Do not use mutable arguments for defaults, because the way that Python works under the hood is these get declared once. So when you do this, you are going to continue using that very same instance of my list every time you call that function, even though that is not what you intended to do.

So, this is the source of a lot of subtle bugs for beginners. So remember, no mutable default arguments. The way that you would want to do this instead is to have a, Have a placeholder here where you're using a nun value as a placeholder. And I'm gonna introduce some concepts we haven't talked about yet, but then you can just say If I've passed in a list, then use it.

Otherwise, you can say, if not my list, which means if it's sorry, you wanna say, if my list is equal to none, Then making new list here, and then append to it. Now, when I call do_stuff(), it's going to do the right thing each time because I took care of creating the list in this function, I did not pass in an empty list as a keyword argument.

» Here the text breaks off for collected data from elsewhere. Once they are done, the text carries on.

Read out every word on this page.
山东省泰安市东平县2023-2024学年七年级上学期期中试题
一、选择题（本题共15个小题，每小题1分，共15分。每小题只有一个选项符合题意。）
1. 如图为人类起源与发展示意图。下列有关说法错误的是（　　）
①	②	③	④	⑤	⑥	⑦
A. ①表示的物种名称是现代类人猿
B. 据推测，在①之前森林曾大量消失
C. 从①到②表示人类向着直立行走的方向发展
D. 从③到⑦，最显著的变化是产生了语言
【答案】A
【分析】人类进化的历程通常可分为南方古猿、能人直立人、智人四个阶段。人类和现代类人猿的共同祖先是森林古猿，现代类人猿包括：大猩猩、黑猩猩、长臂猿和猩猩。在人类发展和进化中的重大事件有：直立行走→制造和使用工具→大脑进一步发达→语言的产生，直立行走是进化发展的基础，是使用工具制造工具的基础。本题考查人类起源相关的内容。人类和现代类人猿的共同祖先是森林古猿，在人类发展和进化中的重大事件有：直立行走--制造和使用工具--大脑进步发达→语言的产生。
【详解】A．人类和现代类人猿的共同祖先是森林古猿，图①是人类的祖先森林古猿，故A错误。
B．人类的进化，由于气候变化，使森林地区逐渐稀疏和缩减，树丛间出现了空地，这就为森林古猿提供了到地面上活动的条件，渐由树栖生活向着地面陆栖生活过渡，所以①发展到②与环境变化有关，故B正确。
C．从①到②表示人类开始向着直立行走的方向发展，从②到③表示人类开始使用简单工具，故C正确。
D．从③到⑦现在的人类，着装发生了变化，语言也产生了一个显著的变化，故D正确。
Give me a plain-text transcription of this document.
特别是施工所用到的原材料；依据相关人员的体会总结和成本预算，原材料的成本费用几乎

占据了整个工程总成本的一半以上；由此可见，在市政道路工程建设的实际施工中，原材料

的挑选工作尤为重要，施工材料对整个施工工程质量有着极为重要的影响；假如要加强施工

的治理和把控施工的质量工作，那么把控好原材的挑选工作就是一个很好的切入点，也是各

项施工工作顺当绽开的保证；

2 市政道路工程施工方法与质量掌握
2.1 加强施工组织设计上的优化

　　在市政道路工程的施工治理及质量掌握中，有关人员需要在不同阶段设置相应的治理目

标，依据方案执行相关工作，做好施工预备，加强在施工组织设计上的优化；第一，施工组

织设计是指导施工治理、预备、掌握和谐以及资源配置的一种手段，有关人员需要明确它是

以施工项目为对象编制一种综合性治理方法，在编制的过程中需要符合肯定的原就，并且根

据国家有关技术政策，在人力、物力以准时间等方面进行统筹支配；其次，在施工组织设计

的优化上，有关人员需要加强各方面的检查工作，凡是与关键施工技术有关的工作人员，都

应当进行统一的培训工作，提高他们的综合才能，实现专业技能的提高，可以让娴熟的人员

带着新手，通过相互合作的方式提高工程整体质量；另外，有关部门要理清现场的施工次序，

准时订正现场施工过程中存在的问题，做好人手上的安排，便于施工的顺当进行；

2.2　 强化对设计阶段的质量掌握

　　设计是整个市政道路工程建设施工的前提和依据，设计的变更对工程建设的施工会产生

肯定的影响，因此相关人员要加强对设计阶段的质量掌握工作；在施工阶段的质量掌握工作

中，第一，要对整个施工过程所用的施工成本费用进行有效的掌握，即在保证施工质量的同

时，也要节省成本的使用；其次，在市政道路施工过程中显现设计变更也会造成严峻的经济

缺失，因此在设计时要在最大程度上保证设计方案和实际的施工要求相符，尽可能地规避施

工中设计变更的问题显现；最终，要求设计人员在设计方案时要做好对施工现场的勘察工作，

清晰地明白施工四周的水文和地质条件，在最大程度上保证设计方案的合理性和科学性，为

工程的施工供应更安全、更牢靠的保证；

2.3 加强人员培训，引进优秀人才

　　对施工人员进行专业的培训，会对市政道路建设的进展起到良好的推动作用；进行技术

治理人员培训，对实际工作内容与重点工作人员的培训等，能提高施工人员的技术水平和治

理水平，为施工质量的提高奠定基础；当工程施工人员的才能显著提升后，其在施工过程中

>> It only appends stuff in the case where my list isn't defined.
>> Yeah, just a silly little example. So right, I would want to move this over one to the left so that this example worked when I did pass in a list to start with. Good catch, thank you.

Cool, so these are arguments. And I wanna talk about scope a little bit. There is scope inside of a function. So I'm going to exit my repo and start it from scratch to clear out everything that I might have defined already. If I have a function that takes a name and prints it.

I cannot access this name variable outside of the function, outside of this indented zone, because the name is only defined inside of the function. Once the function exits, that variable doesn't exist. So, Python scope works pretty similar to scope and other languages. This is something you want to be mindful of.

You want to be very careful when you're using variables inside of a function that are defined outside of it. Because if you try to change the value of that variable inside of the function, the value is only going to apply for that scope. When your function exits, you're not actually going to be able to modify the value of the variable defined outside of the function.

This can result in some weird subtle bugs. So here's an example. And I can say print, Out the name outside of the function. And then I'm gonna make a method that says try to change the name And I'm gonna say that name in the function is Max. And print out.

Name inside of the function. Now if I call this method try change name, the name inside of the function is Max, but the name outside of the function is still Nina. So don't try to change variables in a function that were declared outside of it. You will have access to them, which can be helpful if you have like a global variable defined, that is like a URL or something that's static, that's not going to change.

But don't try to update it, you're gonna end up with some weird scoping issues. And so a use case for using a variable in a function that's defined outside of it is a constant, and to delineate that it's a constant. In that case, you can name it with all uppercase characters, split with a underscore.

And that's just convention, it doesn't mean that there's anything different about that variable. It's just named a little bit differently in order to signify something to the readers of the program.